İspanyol merdivenlerinin hemen karşısında Via Condetti caddesi var. Roma’nın en önemli alışveriş caddesi yani J. Trevi çeşmesi de, namı diğer Aşk Çeşmesi İspanyol merdivenlerine sadece 10 dakikalık yürüme mesafesinde. Biz aşk Çeşmesi’ne geçmeden önce  meşhur makarnacı Pastificio (Via della Croce, 8) ve Pompi Pasticceria’ya (Via della Croce,82) uğradık.(İspanyol merdivenlerine sırtınızı verip sağa doğru yürüyün, köşede soldaki sokağa dalın) Burada tiramisunun her çeşidi var ama bence klasikten şaşmayın.  Pastificio ayaküstü atıştırmalık makarna satıyor, hergün 2 çeşit makarna çıkarıyorlar ve önünde mutlaka sıra oluyor. Ben gittiğimde patlıcanlı ve acı soslu vardı. 12.00-20.00 arası açık ama erken gidin çünkü tükeniyor :(






Fontana Di Trevi (Aşk Çeşmesi)

Buraya kadar yürümek kolay olmadı. O kadar çok dikkat dağıtıcı var ki çevrede J Malum şehrin göbeği ve alışveriş cennetindeyiz.


Tabiki böyle boş bir çeşme göremeyeceksiniz J










İtalyan mimar Nicola Salvi tarafından dizayn edilen (1762) Aşk Çeşmesi Dünyanın en popüler çeşmelerinden birisi.
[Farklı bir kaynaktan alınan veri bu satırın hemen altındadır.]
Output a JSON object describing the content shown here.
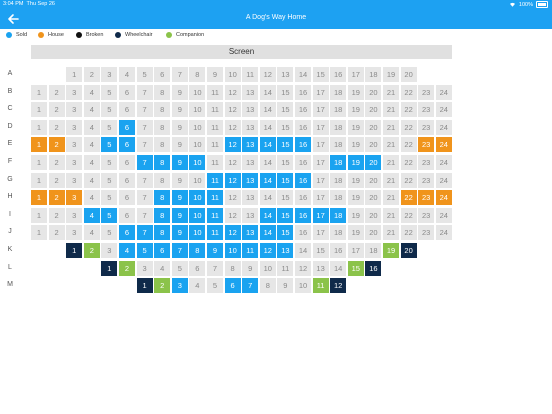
{
  "status": {
    "time": "3:04 PM",
    "date": "Thu Sep 26",
    "battery": "100%"
  },
  "nav": {
    "title": "A Dog's Way Home"
  },
  "legend": [
    {
      "label": "Sold",
      "color": "#1aa3f0"
    },
    {
      "label": "House",
      "color": "#f0941c"
    },
    {
      "label": "Broken",
      "color": "#111111"
    },
    {
      "label": "Wheelchair",
      "color": "#0f2a4a"
    },
    {
      "label": "Companion",
      "color": "#8bc34a"
    }
  ],
  "screen_label": "Screen",
  "rows": [
    {
      "label": "A",
      "start": 3,
      "first": 1,
      "count": 20,
      "statuses": {}
    },
    {
      "label": "B",
      "start": 1,
      "first": 1,
      "count": 24,
      "statuses": {}
    },
    {
      "label": "C",
      "start": 1,
      "first": 1,
      "count": 24,
      "statuses": {}
    },
    {
      "label": "D",
      "start": 1,
      "first": 1,
      "count": 24,
      "statuses": {
        "6": "sold"
      }
    },
    {
      "label": "E",
      "start": 1,
      "first": 1,
      "count": 24,
      "statuses": {
        "1": "house",
        "2": "house",
        "5": "sold",
        "6": "sold",
        "12": "sold",
        "13": "sold",
        "14": "sold",
        "15": "sold",
        "16": "sold",
        "23": "house",
        "24": "house"
      }
    },
    {
      "label": "F",
      "start": 1,
      "first": 1,
      "count": 24,
      "statuses": {
        "7": "sold",
        "8": "sold",
        "9": "sold",
        "10": "sold",
        "18": "sold",
        "19": "sold",
        "20": "sold"
      }
    },
    {
      "label": "G",
      "start": 1,
      "first": 1,
      "count": 24,
      "statuses": {
        "11": "sold",
        "12": "sold",
        "13": "sold",
        "14": "sold",
        "15": "sold",
        "16": "sold"
      }
    },
    {
      "label": "H",
      "start": 1,
      "first": 1,
      "count": 24,
      "statuses": {
        "1": "house",
        "2": "house",
        "3": "house",
        "8": "sold",
        "9": "sold",
        "10": "sold",
        "11": "sold",
        "22": "house",
        "23": "house",
        "24": "house"
      }
    },
    {
      "label": "I",
      "start": 1,
      "first": 1,
      "count": 24,
      "statuses": {
        "4": "sold",
        "5": "sold",
        "8": "sold",
        "9": "sold",
        "10": "sold",
        "11": "sold",
        "14": "sold",
        "15": "sold",
        "16": "sold",
        "17": "sold",
        "18": "sold"
      }
    },
    {
      "label": "J",
      "start": 1,
      "first": 1,
      "count": 24,
      "statuses": {
        "6": "sold",
        "7": "sold",
        "8": "sold",
        "9": "sold",
        "10": "sold",
        "11": "sold",
        "12": "sold",
        "13": "sold",
        "14": "sold",
        "15": "sold"
      }
    },
    {
      "label": "K",
      "start": 3,
      "first": 1,
      "count": 20,
      "statuses": {
        "1": "wheelchair",
        "2": "companion",
        "4": "sold",
        "5": "sold",
        "6": "sold",
        "7": "sold",
        "8": "sold",
        "9": "sold",
        "10": "sold",
        "11": "sold",
        "12": "sold",
        "13": "sold",
        "19": "companion",
        "20": "wheelchair"
      }
    },
    {
      "label": "L",
      "start": 5,
      "first": 1,
      "count": 16,
      "statuses": {
        "1": "wheelchair",
        "2": "companion",
        "15": "companion",
        "16": "wheelchair"
      }
    },
    {
      "label": "M",
      "start": 7,
      "first": 1,
      "count": 12,
      "statuses": {
        "1": "wheelchair",
        "2": "companion",
        "3": "sold",
        "6": "sold",
        "7": "sold",
        "11": "companion",
        "12": "wheelchair"
      }
    }
  ]
}
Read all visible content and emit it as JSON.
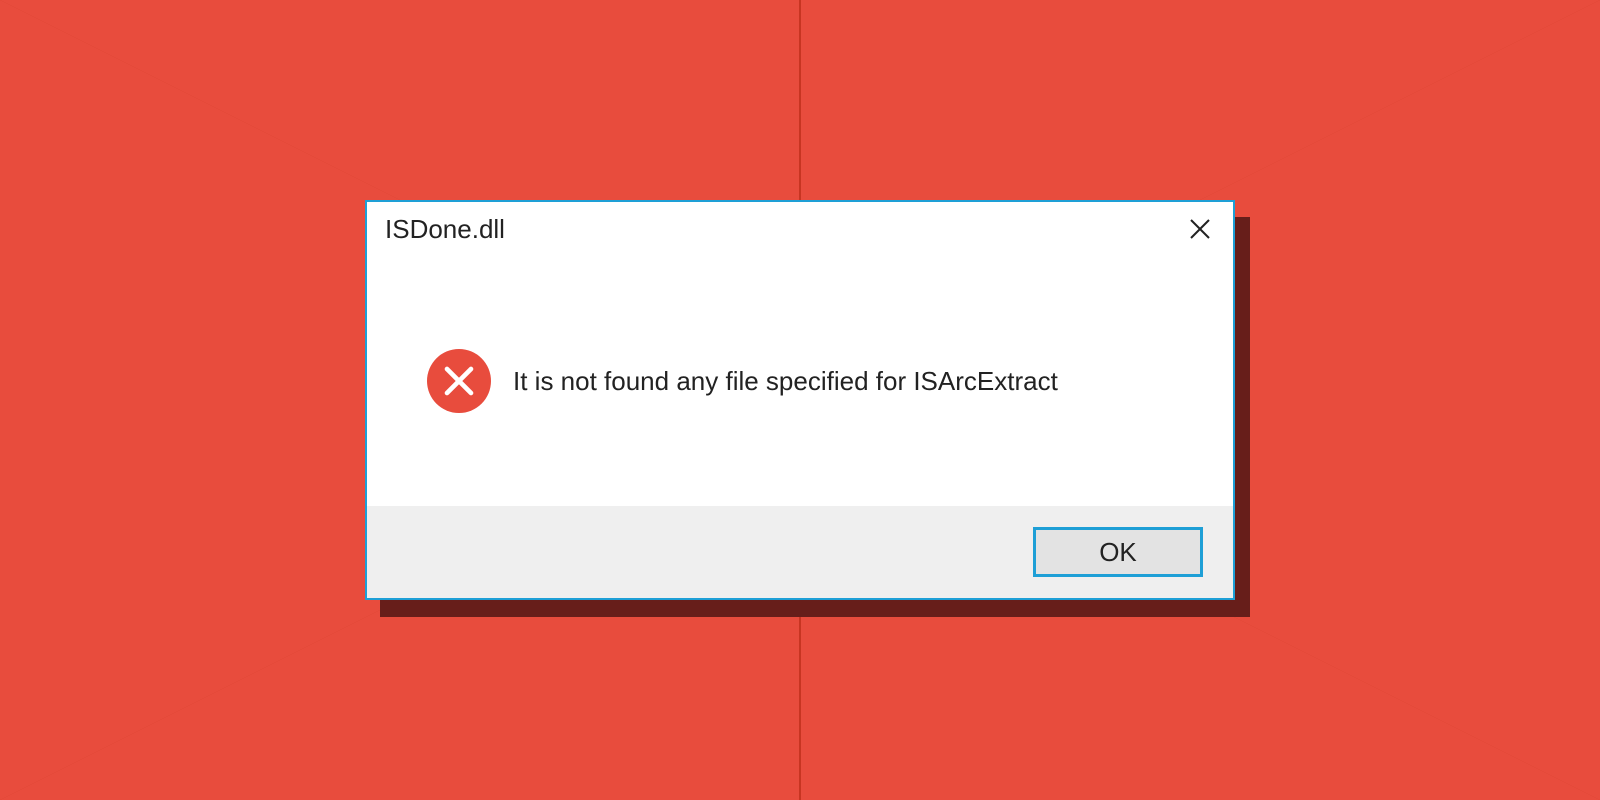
{
  "dialog": {
    "title": "ISDone.dll",
    "message": "It is not found any file specified for ISArcExtract",
    "ok_label": "OK"
  },
  "colors": {
    "bg_dark": "#c73522",
    "bg_light": "#e84c3d",
    "accent": "#1e9fd6"
  }
}
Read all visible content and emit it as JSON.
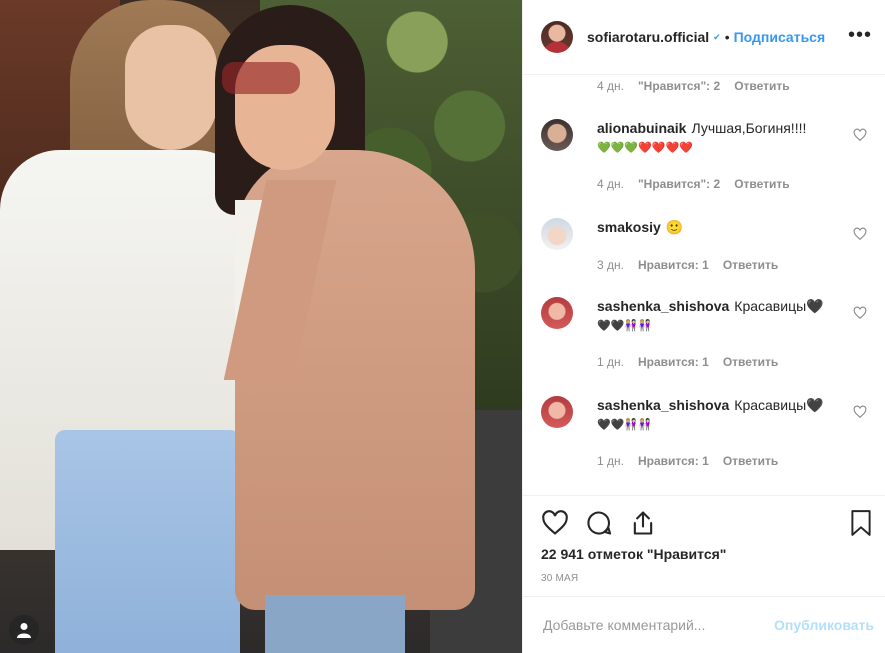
{
  "post": {
    "username": "sofiarotaru.official",
    "verified_mark": "✔",
    "separator": "•",
    "follow_label": "Подписаться",
    "more_label": "•••"
  },
  "first_meta": {
    "age": "4 дн.",
    "likes": "\"Нравится\": 2",
    "reply": "Ответить"
  },
  "comments": [
    {
      "username": "alionabuinaik",
      "text": "Лучшая,Богиня!!!!",
      "emoji_line": "💚💚💚❤️❤️❤️❤️",
      "age": "4 дн.",
      "likes": "\"Нравится\": 2",
      "reply": "Ответить"
    },
    {
      "username": "smakosiy",
      "text": "🙂",
      "age": "3 дн.",
      "likes": "Нравится: 1",
      "reply": "Ответить"
    },
    {
      "username": "sashenka_shishova",
      "text": "Красавицы🖤",
      "emoji_line": "🖤🖤👩🏼‍🤝‍👩🏻👩🏼‍🤝‍👩🏻",
      "age": "1 дн.",
      "likes": "Нравится: 1",
      "reply": "Ответить"
    },
    {
      "username": "sashenka_shishova",
      "text": "Красавицы🖤",
      "emoji_line": "🖤🖤👩🏼‍🤝‍👩🏻👩🏼‍🤝‍👩🏻",
      "age": "1 дн.",
      "likes": "Нравится: 1",
      "reply": "Ответить"
    }
  ],
  "actions": {
    "icons": [
      "heart-icon",
      "comment-icon",
      "share-icon",
      "bookmark-icon"
    ],
    "likes_count": "22 941 отметок \"Нравится\"",
    "date": "30 МАЯ"
  },
  "add_comment": {
    "placeholder": "Добавьте комментарий...",
    "publish_label": "Опубликовать"
  },
  "colors": {
    "link": "#3897f0",
    "muted": "#8e8e8e",
    "publish_disabled": "#b2dffc"
  }
}
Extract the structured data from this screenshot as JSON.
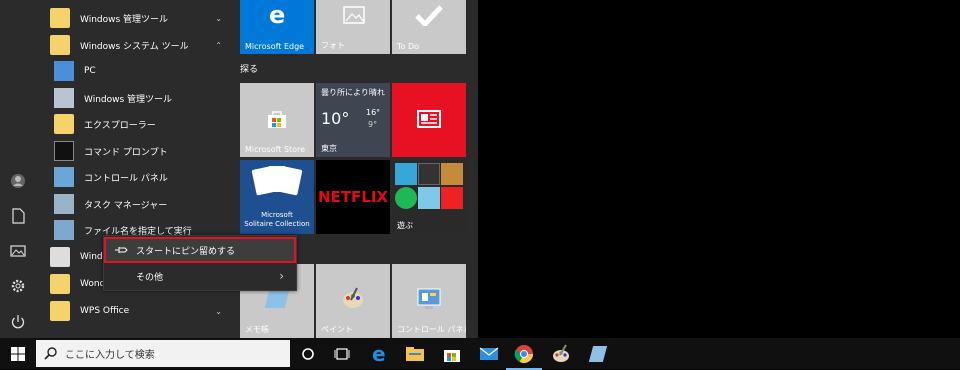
{
  "applist": {
    "items": [
      {
        "label": "Windows 管理ツール",
        "chevron": "⌄"
      },
      {
        "label": "Windows システム ツール",
        "chevron": "⌃"
      },
      {
        "label": "PC"
      },
      {
        "label": "Windows 管理ツール"
      },
      {
        "label": "エクスプローラー"
      },
      {
        "label": "コマンド プロンプト"
      },
      {
        "label": "コントロール パネル"
      },
      {
        "label": "タスク マネージャー"
      },
      {
        "label": "ファイル名を指定して実行"
      },
      {
        "label": "Window"
      },
      {
        "label": "Wonde"
      },
      {
        "label": "WPS Office",
        "chevron": "⌄"
      }
    ]
  },
  "tiles": {
    "edge": "Microsoft Edge",
    "photos": "フォト",
    "todo": "To Do",
    "group_explore": "探る",
    "store": "Microsoft Store",
    "weather": {
      "cond": "曇り所により晴れ",
      "temp": "10°",
      "high": "16°",
      "low": "9°",
      "city": "東京"
    },
    "news": "",
    "solitaire_line1": "Microsoft",
    "solitaire_line2": "Solitaire Collection",
    "netflix": "NETFLIX",
    "play": "遊ぶ",
    "memo": "メモ帳",
    "paint": "ペイント",
    "control": "コントロール パネル"
  },
  "context_menu": {
    "pin": "スタートにピン留めする",
    "more": "その他",
    "more_chevron": "›"
  },
  "taskbar": {
    "search_placeholder": "ここに入力して検索"
  },
  "colors": {
    "accent": "#0078d7",
    "highlight": "#e81123",
    "tile_gray": "#c9c9c9",
    "news_red": "#e81123"
  }
}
Tamamen taştan yapılmış. Bölgeyi ziyaret eden turistler bozuk para atarak dilek tutuyorlar.  Bu paraların yılda 1,5-2 milyon Euroya ulaştığı söyleniyor. Rivayete göre ; 1 kere atarsanız Romaya tekrardan geliyorsunuz  , 2 kere atarsanız Roma’da evleniyorsunuz 3 kere atarsanız da bir Romalı ile evleniyorsunuz. Benim için 2 ve 3 geç olduğundan 1 kere attım J

Roma uçağı için sabah karşı yola koyulmamız neticesinde oldukça yorulmuştuk. Zaten otele dönüp giriş işlemlerini yapmamız gerekiyordu. Bu nedenle ilk günü peynir tabağı eşliğinde Aperol Spritz’lerimizi içerek noktalayıp otele döndük. Check-in işlemleri sonrası biraz dinlendik, acıkınca da hemen otelin yanındaki bir restorana girip şahane bir pizza yedik. (Da Trani)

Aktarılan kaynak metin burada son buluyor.